En caso de que no se cumpla el reclamo más que lógico planteado por los legisladores, entonces votarán en contra de la certificación. 

“En consecuencia, tenemos la intención de votar el 6 de enero para rechazar a los electores de los estados en disputa como no ‘entregados regularmente’ y ‘legalmente certificados’ (el requisito legal), a menos y hasta que se complete la auditoría de emergencia de 10 días”, dijeron en la declaración.

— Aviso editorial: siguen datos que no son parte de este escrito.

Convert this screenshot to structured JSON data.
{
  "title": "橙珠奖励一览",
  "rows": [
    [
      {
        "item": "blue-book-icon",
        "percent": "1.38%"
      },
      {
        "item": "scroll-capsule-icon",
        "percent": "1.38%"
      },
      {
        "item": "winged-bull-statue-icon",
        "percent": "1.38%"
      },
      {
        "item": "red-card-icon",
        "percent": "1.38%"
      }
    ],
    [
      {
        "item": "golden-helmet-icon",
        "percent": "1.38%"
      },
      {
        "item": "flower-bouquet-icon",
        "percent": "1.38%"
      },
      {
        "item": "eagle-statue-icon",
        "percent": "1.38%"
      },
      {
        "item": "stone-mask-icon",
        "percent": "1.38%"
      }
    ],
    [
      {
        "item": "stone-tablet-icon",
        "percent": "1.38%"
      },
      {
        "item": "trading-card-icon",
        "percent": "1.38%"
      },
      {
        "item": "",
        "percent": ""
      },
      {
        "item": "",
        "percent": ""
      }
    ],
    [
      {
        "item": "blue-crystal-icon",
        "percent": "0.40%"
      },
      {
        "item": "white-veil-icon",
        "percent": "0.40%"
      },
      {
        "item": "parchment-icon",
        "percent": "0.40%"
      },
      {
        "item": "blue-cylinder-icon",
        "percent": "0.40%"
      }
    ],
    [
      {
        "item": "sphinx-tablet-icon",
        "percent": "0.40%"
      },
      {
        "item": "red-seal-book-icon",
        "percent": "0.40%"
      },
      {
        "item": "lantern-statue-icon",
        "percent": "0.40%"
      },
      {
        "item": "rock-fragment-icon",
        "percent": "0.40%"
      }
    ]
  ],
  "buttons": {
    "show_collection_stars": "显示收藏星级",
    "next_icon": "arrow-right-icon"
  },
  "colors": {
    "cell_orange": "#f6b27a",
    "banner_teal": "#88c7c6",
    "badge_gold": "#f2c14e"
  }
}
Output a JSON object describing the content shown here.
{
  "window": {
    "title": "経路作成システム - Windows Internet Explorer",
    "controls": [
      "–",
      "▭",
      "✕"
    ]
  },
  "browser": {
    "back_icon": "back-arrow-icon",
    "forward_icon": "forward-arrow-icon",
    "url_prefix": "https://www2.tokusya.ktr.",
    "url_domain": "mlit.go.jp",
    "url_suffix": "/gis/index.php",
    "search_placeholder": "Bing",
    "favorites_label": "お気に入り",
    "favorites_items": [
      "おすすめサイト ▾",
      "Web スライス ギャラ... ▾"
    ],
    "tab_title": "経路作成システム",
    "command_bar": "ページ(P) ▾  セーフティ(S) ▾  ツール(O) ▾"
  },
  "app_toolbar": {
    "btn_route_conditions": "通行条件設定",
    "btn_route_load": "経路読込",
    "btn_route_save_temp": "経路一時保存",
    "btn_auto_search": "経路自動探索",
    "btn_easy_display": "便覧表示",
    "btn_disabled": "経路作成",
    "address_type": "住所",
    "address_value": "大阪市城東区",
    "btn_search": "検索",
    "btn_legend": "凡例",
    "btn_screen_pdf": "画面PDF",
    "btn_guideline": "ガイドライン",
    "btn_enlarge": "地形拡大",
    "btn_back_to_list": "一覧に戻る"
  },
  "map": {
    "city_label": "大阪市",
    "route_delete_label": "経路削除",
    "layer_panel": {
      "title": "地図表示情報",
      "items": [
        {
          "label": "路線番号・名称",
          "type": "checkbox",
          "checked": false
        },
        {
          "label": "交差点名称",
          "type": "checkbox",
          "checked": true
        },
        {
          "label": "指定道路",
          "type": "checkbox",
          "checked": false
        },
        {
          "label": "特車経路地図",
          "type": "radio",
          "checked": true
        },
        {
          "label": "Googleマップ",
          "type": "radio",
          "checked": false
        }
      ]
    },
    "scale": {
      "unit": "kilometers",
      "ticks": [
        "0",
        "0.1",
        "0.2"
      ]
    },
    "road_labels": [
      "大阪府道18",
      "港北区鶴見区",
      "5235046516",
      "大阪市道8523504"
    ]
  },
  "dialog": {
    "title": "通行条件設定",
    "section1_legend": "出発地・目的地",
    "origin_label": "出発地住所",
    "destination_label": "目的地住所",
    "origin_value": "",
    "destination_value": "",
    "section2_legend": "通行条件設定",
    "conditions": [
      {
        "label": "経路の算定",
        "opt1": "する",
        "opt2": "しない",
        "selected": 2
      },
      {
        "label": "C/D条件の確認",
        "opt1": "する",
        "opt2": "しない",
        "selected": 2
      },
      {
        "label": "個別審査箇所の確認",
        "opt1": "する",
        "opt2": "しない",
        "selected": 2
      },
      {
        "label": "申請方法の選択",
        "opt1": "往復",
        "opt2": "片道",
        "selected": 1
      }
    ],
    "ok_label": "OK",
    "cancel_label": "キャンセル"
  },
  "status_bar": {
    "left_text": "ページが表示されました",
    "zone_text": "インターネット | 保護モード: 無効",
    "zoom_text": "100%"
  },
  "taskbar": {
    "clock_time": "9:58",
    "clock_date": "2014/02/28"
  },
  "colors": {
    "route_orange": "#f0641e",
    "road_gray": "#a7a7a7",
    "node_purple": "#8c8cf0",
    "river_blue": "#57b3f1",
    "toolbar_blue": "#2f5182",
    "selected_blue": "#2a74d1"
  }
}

El líder de la mayoría en el senado, el republicano Mitch McConnell, está haciendo un gran esfuerzo por limitar las voces que se opongan a la certificación electoral. Pero en el caso que un número considerable de senadores se oponga al resultado electoral, y que los representantes republicanos de la Cámara hagan un esfuerzo similar, entonces la sesión conjunta del Congreso se disolvería y la Cámara y el Senado deberán reunirse por separado para debatir los votos electorales de cada estado en disputa.

Posteriormente, cada organismo votaría si acepta o rechaza cualquier voto impugnado. Luego, la Cámara y el Senado volverían a convocar la sesión conjunta para definir.